While the heat of summer lingers far into the fall in Texas, a splash of autumn will be in full bloom by mid-September at the Dallas Arboretum and Botanical Garden.
An army of staff and volunteers spend weeks prepping the garden’s extensive grounds for the annual Autumn at the Arboretum, which will be held from Sept. 17 through Nov. 23. The artfully arranged display of fall flowers and turning leaves along the blue waters of White Rock Lake draws visitors eager to experience a colorful fall wonderland — a rare sight this far south.

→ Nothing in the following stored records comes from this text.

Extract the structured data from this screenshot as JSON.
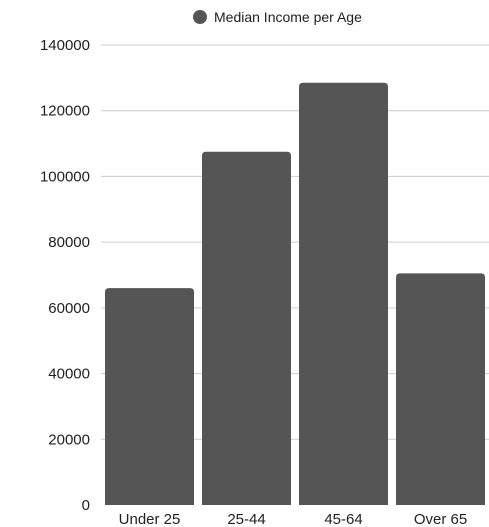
{
  "chart_data": {
    "type": "bar",
    "categories": [
      "Under 25",
      "25-44",
      "45-64",
      "Over 65"
    ],
    "series": [
      {
        "name": "Median Income per Age",
        "values": [
          66000,
          107500,
          128500,
          70500
        ]
      }
    ],
    "ylim": [
      0,
      140000
    ],
    "yticks": [
      0,
      20000,
      40000,
      60000,
      80000,
      100000,
      120000,
      140000
    ],
    "grid": true,
    "legend_position": "top",
    "colors": {
      "bar": "#555555",
      "grid": "#cccccc",
      "text": "#222222"
    }
  }
}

However, even the gorgeous flowers and trees pale in comparison to the Arboretum’s homage to the ultimate autumnal symbol: the humble pumpkin.
Pumpkins for days
The Arboretum tops itself every fall by adding more pumpkins to its grand centerpiece, the Pumpkin Village. This year’s village will be constructed from a record high of 90,000 pumpkins, gourds and squash of all varieties, plus a few truckloads of hay bales and cornstalks. The village is populated with houses crafted from pumpkins, a hay bale maze and a life-size replica of literature’s most famous mode of princess transportation — Cinderella’s carriage.
No pumpkin village is complete without a proper pumpkin patch. The Tom Thumb Pumpkin Patch makes for the perfect spot for updating family photos or snapping a quick Instagram selfie among a sea of pumpkins. Visitors can also purchase a pumpkin to take home.
Cool concerts are back
The Arboretum’s series of outdoor lawn performances on Thursday nights returns on Sept. 1 with a ’60s cover group Paisley Craze. The Cool Thursday Concerts line up will also feature several tribute bands, notably a night of Beatles tunes from Dallas’ beloved A Hard Night’s Day on Oct. 20.
Concertgoers are welcome to bring blankets, low-profile lawn chairs and their own food and drink (including alcohol, which isn’t sold on premises), or choose from the menus of local food trucks.
Countdown to the holidays
After the fall extravaganza concludes at Thanksgiving, the garden immediately transitions into Holiday at the Arboretum, featuring the 12 Days of Christmas. The exhibit is inspired by the classic Christmas carol chronicling a sweetheart’s giving of extravagant gifts, from turtle doves and maids a-milking to a cadre of drummers drumming.
Each scene from the song is set up in Victorian-style gazebos in glorious detail, down to the rhinestones bedecking the turtle doves. The glass-encased gazebos offer a 360 degree view of each scene. The displays are spaced along a three-quarter mile stretch of the arboretum that makes for a leisurely walking tour. It’s best to go after dark to experience the gazebos and trees lit up in their full glory.
Looking ahead to the new year, the arboretum in late February will welcomes its most popular attraction — Dallas Blooms — which calls itself the largest floral festival in the Southwest. The garden will be vibrant with color through early April. The delicate pink cherry blossoms and a lush carpet of 500,000 flowers, including multi-colored tulips, yellow daffodils and splashy azaleas are a breath of fresh air after the chill of winter.